O que essa miopia acaba causando no mercado? Primeiro um efeito que, a primeira vista, não é tão grave assim, que é programador sair de uma empresa para ocupar cargos maiores porque ele acha que já passou de junior para pleno ou de pleno para sênior. Como o mercado está precisando de gente, acaba tendo essa “escada rolante” de profissionais que ainda não passaram por certas experiências alcançando cargos teoricamente altos, com salários grandes. Mas, novamente, você está sendo míope. Se você tem um salário de R$15.000,00 e acha que isso é muita coisa, esse é o começo da sua trajetória, hoje em dia esse é o salário de um pleno caminhando para um sênior. Um cara muito bom mesmo, um engenheiro do Google, está ganhando seus 200 mil dólares por ano. O salário também é um parâmetro se você está caminhando para alcançar um nível de excelência no que você está fazendo. Pra conseguir alcançar cargos maiores, de gerente, de CTO, até mais que isso (se bem que acima do CTO, só se você virar o CEO da empresa), não basta competência em programação, você tem que gerar confiança, você tem que entender do negócio, você tem que ter muitos mais atributos do que simplesmente as questões técnicas, competência vai muito além de simplesmente você ser um bom codificador. Se você é simplesmente um bom codificador, você vai continuar sendo um bom codificador pelo resto da sua vida e pode nunca passar disso.

Então essa é a primeira miopia que eu vejo nos profissionais do mercado de TI, eles estão muito preocupados em aprender framework, linguagem e tudo mais, mas não querem aprender o restante das coisas que são extremamente importantes na vida profissional. E aí, quando é passada para você a função de contratar pessoas, você corre o risco de cometer o mesmo erro, de contratar apenas profissionais que são bons programadores, que escrevem códigos bonitinhos, mas que não têm nenhuma competência além disso, e se uma empresa quer desenvolver bons produtos e quer ter uma excelente qualidade, ela não pode ter simplesmente capacidade técnica de digitar linhas de código, ela precisa ter muitos mais que isso.

Miopia da operabilidade.

Operacionalizar, criar um software grande, que vai ter milhares de usuários, que vai ter centenas de milhões de dados trafegando requer muito mais do que simplesmente um bom codificador. Eu conheço muita gente boa que não conseguiria fazer um bom produto, porque faltam várias coisas nesse enredo pro negócio virar um produto comercial, ou para virar alguma coisa maior do que simplesmente linhas de código. Linhas de código resolvem até certo nível de problema, mas UX, design, funcionalidades em si, demandam outros tipos de conhecimento, principalmente de mercado. Se você é simplesmente um bom codificador, muito provavelmente não vai ser um bom gestor de produto, nem um bom gestor de equipe, são raras as exceções que fogem dessa regra. Você precisa lidar com pessoas, geralmente programadores lidam bem com máquinas: vai pro computador num canto, bota o fone, fica lá programando e é isso, não quer ter responsabilidade, só quer entregar o projeto que foi determinado e não pensar mais nisso no final das contas. Na grande maioria das vezes é isso.

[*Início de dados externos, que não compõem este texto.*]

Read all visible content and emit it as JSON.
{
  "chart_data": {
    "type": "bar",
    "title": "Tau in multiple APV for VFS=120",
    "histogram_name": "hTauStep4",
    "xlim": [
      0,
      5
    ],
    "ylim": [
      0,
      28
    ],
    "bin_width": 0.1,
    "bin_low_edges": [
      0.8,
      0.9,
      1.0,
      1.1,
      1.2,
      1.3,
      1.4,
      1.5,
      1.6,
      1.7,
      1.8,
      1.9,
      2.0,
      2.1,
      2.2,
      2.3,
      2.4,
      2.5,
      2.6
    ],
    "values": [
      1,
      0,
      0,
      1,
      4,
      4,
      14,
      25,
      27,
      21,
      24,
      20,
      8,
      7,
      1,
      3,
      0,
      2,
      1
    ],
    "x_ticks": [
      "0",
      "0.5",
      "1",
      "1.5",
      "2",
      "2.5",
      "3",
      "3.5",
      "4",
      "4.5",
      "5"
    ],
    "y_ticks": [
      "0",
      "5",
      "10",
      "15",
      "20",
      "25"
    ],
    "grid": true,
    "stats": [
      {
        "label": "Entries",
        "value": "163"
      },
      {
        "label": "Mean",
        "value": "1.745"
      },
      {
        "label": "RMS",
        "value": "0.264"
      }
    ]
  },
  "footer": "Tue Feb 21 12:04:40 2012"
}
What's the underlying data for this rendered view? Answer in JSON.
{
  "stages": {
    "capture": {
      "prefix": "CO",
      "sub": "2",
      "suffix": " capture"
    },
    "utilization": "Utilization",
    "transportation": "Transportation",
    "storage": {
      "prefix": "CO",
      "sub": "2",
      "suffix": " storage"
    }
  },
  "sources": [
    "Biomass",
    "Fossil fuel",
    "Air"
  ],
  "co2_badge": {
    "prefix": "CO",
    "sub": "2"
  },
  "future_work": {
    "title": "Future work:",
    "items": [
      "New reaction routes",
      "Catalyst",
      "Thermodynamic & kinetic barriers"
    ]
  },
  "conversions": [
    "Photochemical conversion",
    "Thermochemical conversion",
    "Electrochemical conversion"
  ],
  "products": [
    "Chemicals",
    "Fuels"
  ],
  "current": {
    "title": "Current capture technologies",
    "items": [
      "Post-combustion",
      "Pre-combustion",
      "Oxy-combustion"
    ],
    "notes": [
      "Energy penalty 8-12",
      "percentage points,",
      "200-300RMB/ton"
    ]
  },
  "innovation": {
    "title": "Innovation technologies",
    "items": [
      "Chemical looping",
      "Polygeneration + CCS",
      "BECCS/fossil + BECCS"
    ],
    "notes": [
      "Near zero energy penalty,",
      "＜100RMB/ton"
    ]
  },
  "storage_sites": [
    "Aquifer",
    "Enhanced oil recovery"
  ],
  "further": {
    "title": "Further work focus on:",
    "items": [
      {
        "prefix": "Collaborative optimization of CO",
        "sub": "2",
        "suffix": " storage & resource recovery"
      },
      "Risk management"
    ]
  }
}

Por isso que, no meu entendimento, ser um bom programador só vai te levar até determinado nível, se você for excelente, vai ser um programador sênior, talvez. Agora, para virar um Tech Lead, um gestor de produto ou um gestor de tecnologia, até chegar num cargo de diretoria, você precisa passar por outras experiências que normalmente os programadores não querem passar, que é lidar com gente, gerenciar equipes, gerenciar produtos, é uma tarefa muito mais difícil do que só codificar um programa. Tem muitos outros elementos em volta, estratégia é fundamental para fazer um bom produto, se você não tem uma estratégia sólida de como operacionalizar aquele software, de como fazer o projeto sair do papel, corre o risco de falir a sua empresa.

Miopia dos custos envolvidos em um software

Recentemente eu tive uma reunião com uma empresa com a qual eu estou cogitando uma parceria de trabalho, uma grande empresa, com um projeto super ambicioso, bacana, a história por trás do produto é legal, mas eles têm zero de experiência para operacionalizar aquele produto. E isso leva diretamente à miopia dos custos: eles não estão levando em consideração quanto tempo e quanto de dinheiro vai demandar para fazer o software. Software nunca param de evoluir, eles vão expandindo e você tem que controlar essa expansão, porque senão vai acabar precisando de mais gente, de mais dinheiro e às vezes a empresa não está preparada financeiramente para essa expansão. Esse é um erro muito comum que eu vejo acontecer, começa o projeto de um jeito, pequeno, com 2 ou 3 programadores, dali a pouco tem uma equipe de 200 pessoas, uma folha de meio milhão de Reais, e a empresa quebra porque expandiu demais, rápido demais, sem ter foco nos custos da operação e sem saber como gerar receita para pagar esses custos.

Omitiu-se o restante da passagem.